Von Martin Cyris
Carving-Ski per Internet aus der Schweiz
Wer nachts auf die Piste will, findet in Uludag eine Hand voll Bars und Diskotheken. Gefeiert wird manchmal bis tief in die Nacht. Skizirkusnummern wie Après-Ski mit Promille-Garantie kennt man dagegen nur vom Hörensagen. Das Skifahren gilt in der Türkei als teures Hobby der gehobenen Klasse. Uludag ist deshalb ein Hotspot für die Reichen aus Bursa und Istanbul. Es finden sich häufig Prominente ein, türkische Popstars oder Balltreter. Der deutsche Fußballtrainer Christoph Daum soll während seiner Istanbuler Zeit in Uludag regelmäßig die Skier ausgepackt haben.

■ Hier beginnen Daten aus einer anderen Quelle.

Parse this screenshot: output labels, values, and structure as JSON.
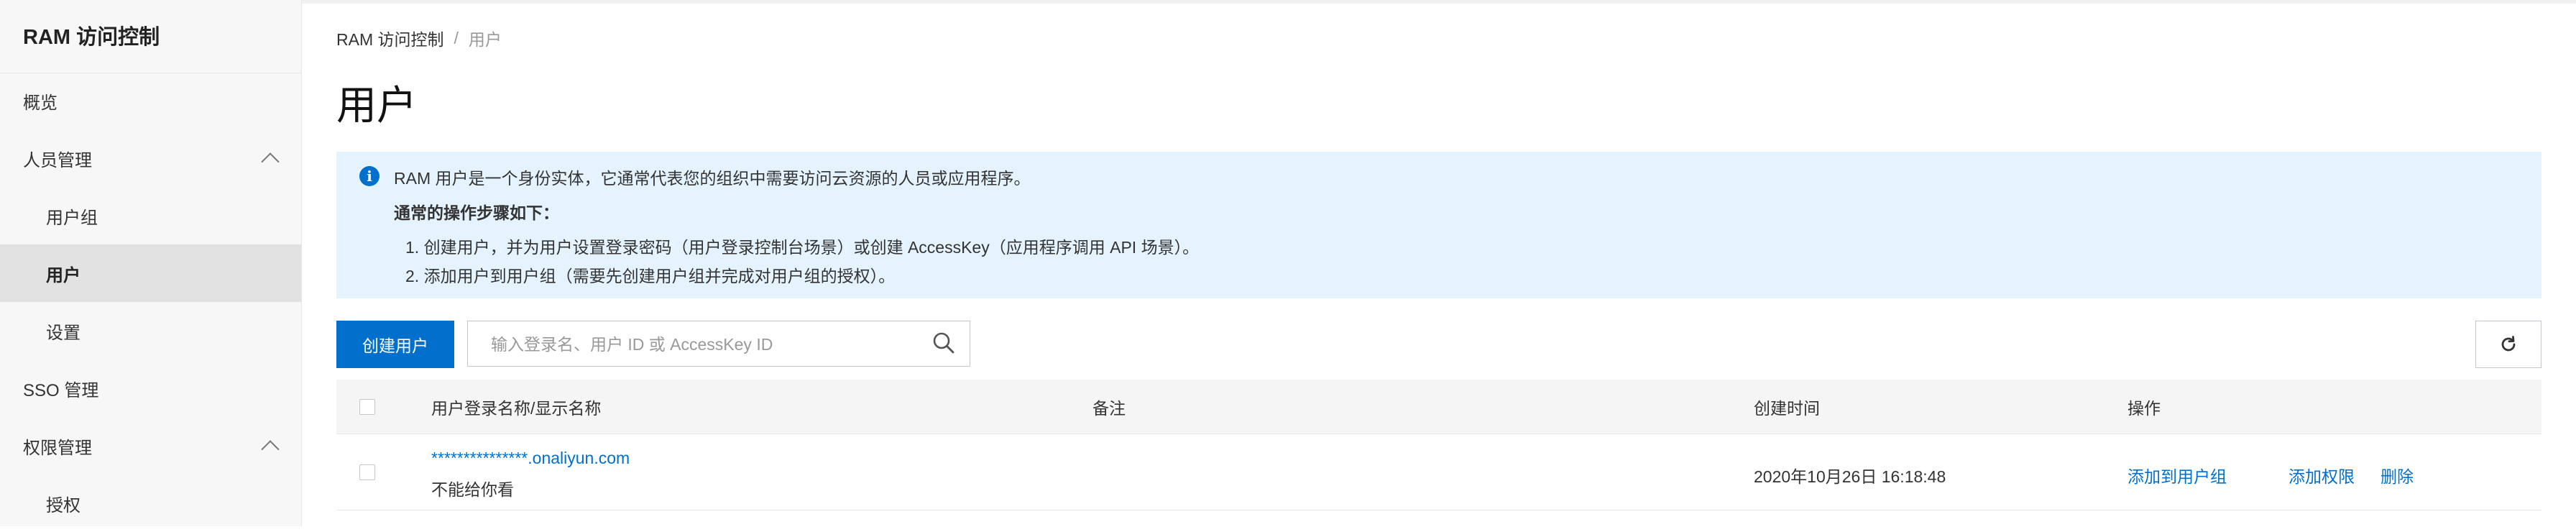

Wer nicht zum Jetset gehört und trotzdem wedeln will, der legt sein Geld auf die hohe Kante. Wie Yusuf aus Istanbul. Der zweifache Vater ist mit der kompletten Familie in Uludag. "Ich spare das ganze Jahr für den Skiurlaub", sagt er. Als skifahrender Normalverdiener ist Yusuf für seine Landsleute ein Exot. Auf den Geschmack gekommen ist er via Satellitenfernsehen. Beim Rumzappen habe er über einen österreichischen Sender mal zufällig das berühmte Hahnenkammrennen in Kitzbühel gesehen. Seitdem lässt ihn der Brettlspaß nicht mehr los. Seine topmodernen Carving-Ski hat er sich via Internet in der Schweiz bestellt und in die Türkei liefern lassen.
"Schneewalzer" zum Raki
Als Uludags erster Skifahrer gilt übrigens ein deutscher Physik- und Philosophieprofessor. Hans Reichenbach emigrierte in den dreißiger Jahren aus Deutschland in die Türkei. Weil er auf sein geliebtes Skifahren nicht verzichten wollte, suchte er im weiteren Umkreis von Istanbul nach geeignetem Gelände. Und fand es am Uludag. Übrigens ein erloschener Vulkan und in der griechischen Mythologie als Olympos Misios erwähnt. Reichenbach veranstaltete für deutsche Kollegen in Istanbul regelmäßig Skiausfahrten an die Hänge des Uludag-Gebirges. "Zuerst staunten die Einheimischen, dann machten sie es dem Deutschen nach", erzählt Erdal, unser Skiguide.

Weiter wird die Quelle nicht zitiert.